Trying to understand what is wrong with the following code in C

Question

I have a task to find why this code is wrong.

#include <stdlib.h>
#include <stdio.h>

#define fail(a)          ((test == 0 || test == a) ? fail##a() : 0)
#define N                (10)

int  a[N] = { 1 }; 
int* b = &a[0];


void fail1()

{
    printf("a[0] = %d\n", a[0]);
    printf("b[0] = %d\n", b[0]);
    printf("*b   = %d\n", *b);
    *b = 2;
    a[N] = 3;
    printf("*b = %d\n", *b);

}

...

int main(int argc, char **argv)
{
    int        test = 0;

    if (argc > 1) {
            sscanf(argv[1], "%d", &test);
            printf("doing test %d\n", test);
    } else
            puts("doing all tests");

    fail(1);
    fail(2);
    fail(3);
    fail(4);
    fail(5);
    fail(6);

    puts("lab6 reached the end");

    exit(0);
}

By using valgrind it tells me that there is a fail in printf("*b = %d\n", *b);. I have noticed that by commenting a[N] = 3; valvgrind gives no errors. But I do not understand why. I know that this has something to do with memory and I know that a[N] ask for element outside the array.

Answer 1

There is no array-bounds checking in C. a[N] is off the end of the array, which is a[0] .. a[N-1]

If you read or write outside the array bounds, you get a random result (what people call UB "undefined behaviour" these days). This could be

Reading x = a[outside];

• The code crashes
• You get a random value
• You get the value you expect

Writing a[outside] = x;

• The code crashes
• The write happens, but when reading it back the value has changed.
• The write happens, and reading it back is ok (ie. nothing appears to happen)
• The write happens, but you get crashes in other parts of the code.
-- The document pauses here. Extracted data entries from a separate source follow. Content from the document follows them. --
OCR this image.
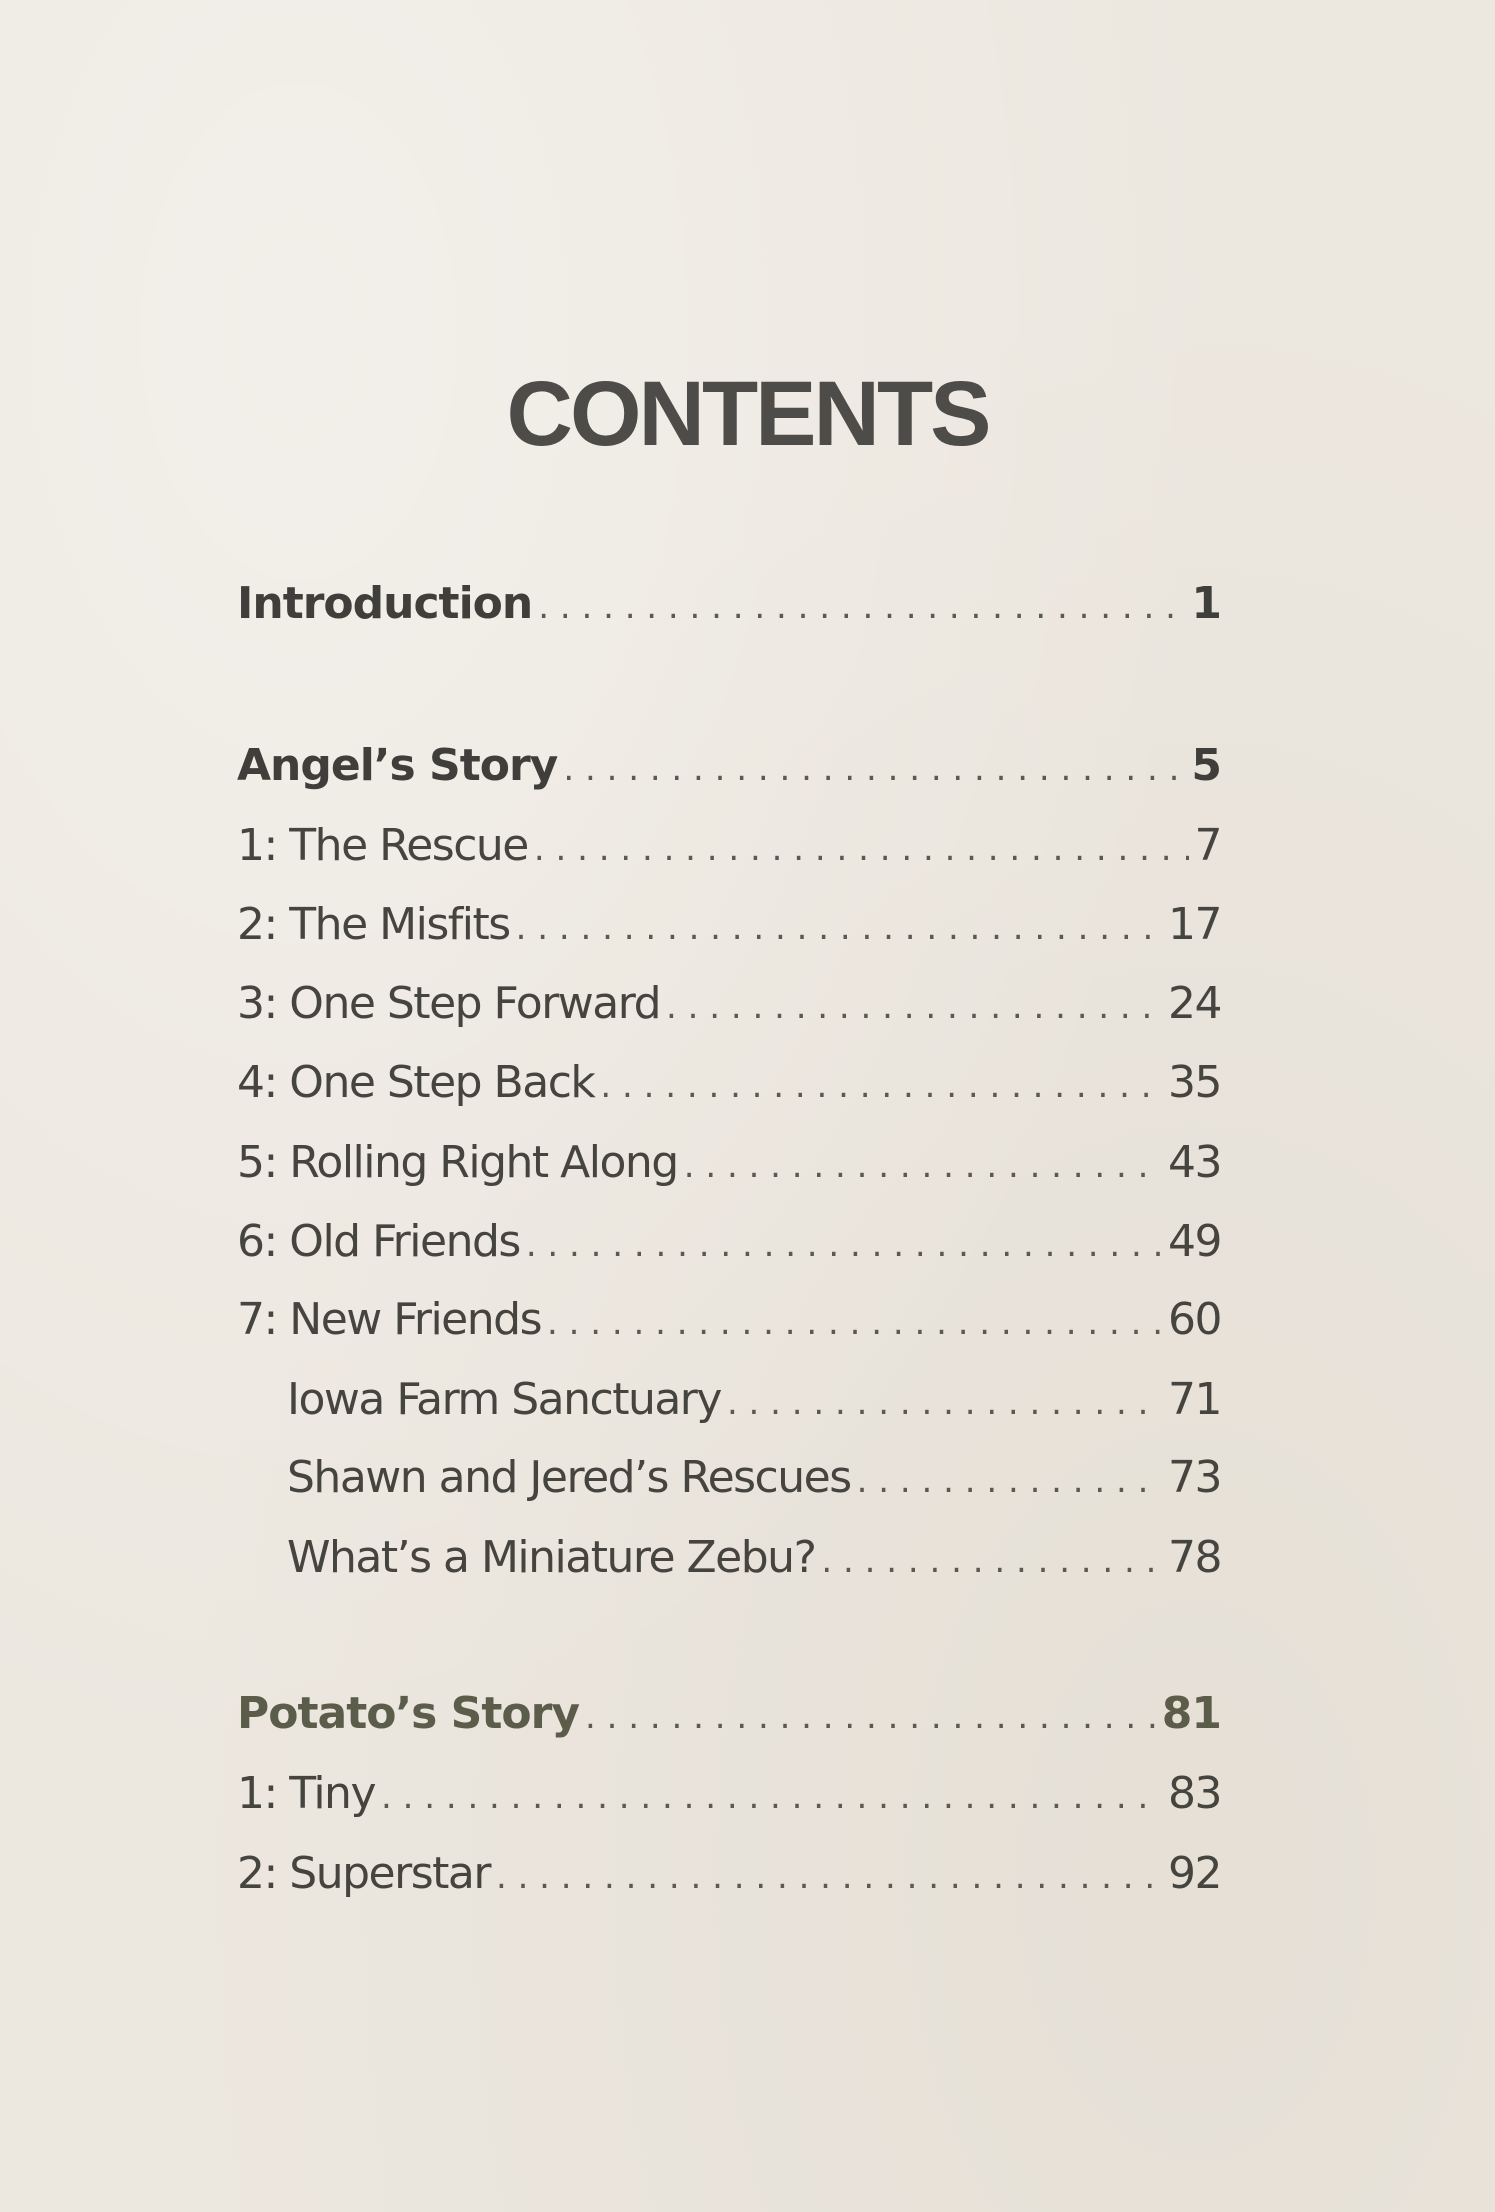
CONTENTS
Introduction . . .	1
Angel’s Story . . .	5
1: The Rescue . . .	7
2: The Misfits . . .	17
3: One Step Forward . . .	24
4: One Step Back . . .	35
5: Rolling Right Along . . .	43
6: Old Friends . . .	49
7: New Friends . . .	60
Iowa Farm Sanctuary . . .	71
Shawn and Jered’s Rescues . . .	73
What’s a Miniature Zebu? . . .	78
Potato’s Story . . .	81
1: Tiny . . .	83
2: Superstar . . .	92
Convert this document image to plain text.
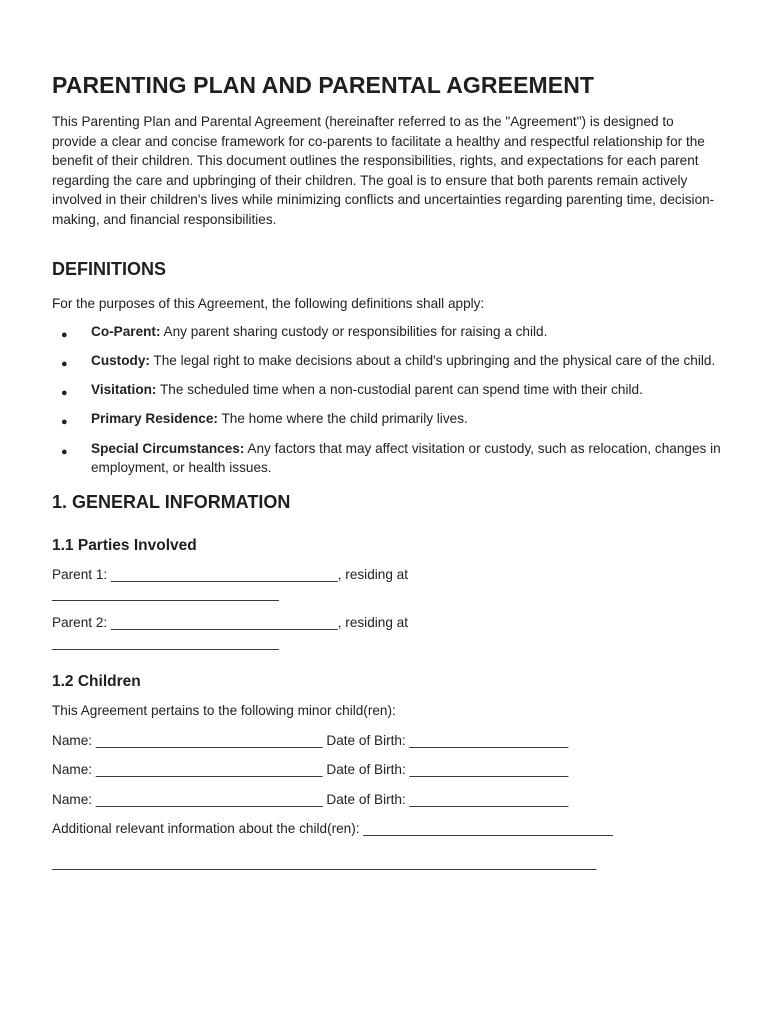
PARENTING PLAN AND PARENTAL AGREEMENT

This Parenting Plan and Parental Agreement (hereinafter referred to as the "Agreement") is designed to provide a clear and concise framework for co-parents to facilitate a healthy and respectful relationship for the benefit of their children. This document outlines the responsibilities, rights, and expectations for each parent regarding the care and upbringing of their children. The goal is to ensure that both parents remain actively involved in their children's lives while minimizing conflicts and uncertainties regarding parenting time, decision-making, and financial responsibilities.

DEFINITIONS

For the purposes of this Agreement, the following definitions shall apply:

● Co-Parent: Any parent sharing custody or responsibilities for raising a child.
● Custody: The legal right to make decisions about a child's upbringing and the physical care of the child.
● Visitation: The scheduled time when a non-custodial parent can spend time with their child.
● Primary Residence: The home where the child primarily lives.
● Special Circumstances: Any factors that may affect visitation or custody, such as relocation, changes in employment, or health issues.
1. GENERAL INFORMATION
1.1 Parties Involved
Parent 1: ______________________________, residing at
______________________________
Parent 2: ______________________________, residing at
______________________________
1.2 Children
This Agreement pertains to the following minor child(ren):
Name: ______________________________ Date of Birth: _____________________
Name: ______________________________ Date of Birth: _____________________
Name: ______________________________ Date of Birth: _____________________
Additional relevant information about the child(ren): _________________________________
________________________________________________________________________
Example, assuming a[] is an array of char.

    a[0] | a[1] | ... | a[N-1] | s[0] | s[1] | s[2] | s[3] | s[4] | s[5]
    1    | 0    |     | 7      | 'H'  | 'e'  | 'l'  | 'l'  | '0'  | 0

Writing to a[N] does not change the array, it overwrites a different variable instead (in this case, part of a string). You corrupt the program's memory, causing chaos.

    a[N] = 255;                 /*bug*/

    a[0] | a[1] | ... | a[N-1] | s[0] | s[1] | s[2] | s[3] | s[4] | s[5]
    1    | 0    |     | 7      | 255  | 'e'  | 'l'  | 'l'  | '0'  | 0

In this example, reading and writing a[N] will appear to work, but it has corrupted another string variable (which used to say "Hello" but now doesnt). This may cause bugs later on, or perhaps noone will notice for years!

When programming in C, you need to be extremely careful and disciplined.

Answer 2

Array indexing starts from 0, so the last index of a is N-1 not N. By writing to a[N] you are accessing memory not part of the array and thus causing undefined behavior.

Answer 3

C arrays have 0-based indexing. For an array defined like a[N], the maximum valid element will be a[N-1].

a[N] points to out of bound memory. Trying to access out of bound memory, invokes undefined behavior.

Now, while you may be knowing the above fact, what you might have ignored in the effect of UB. Once you hit UB, nothing is guaranteed. Simple solution, don't write a code which can invoke UB.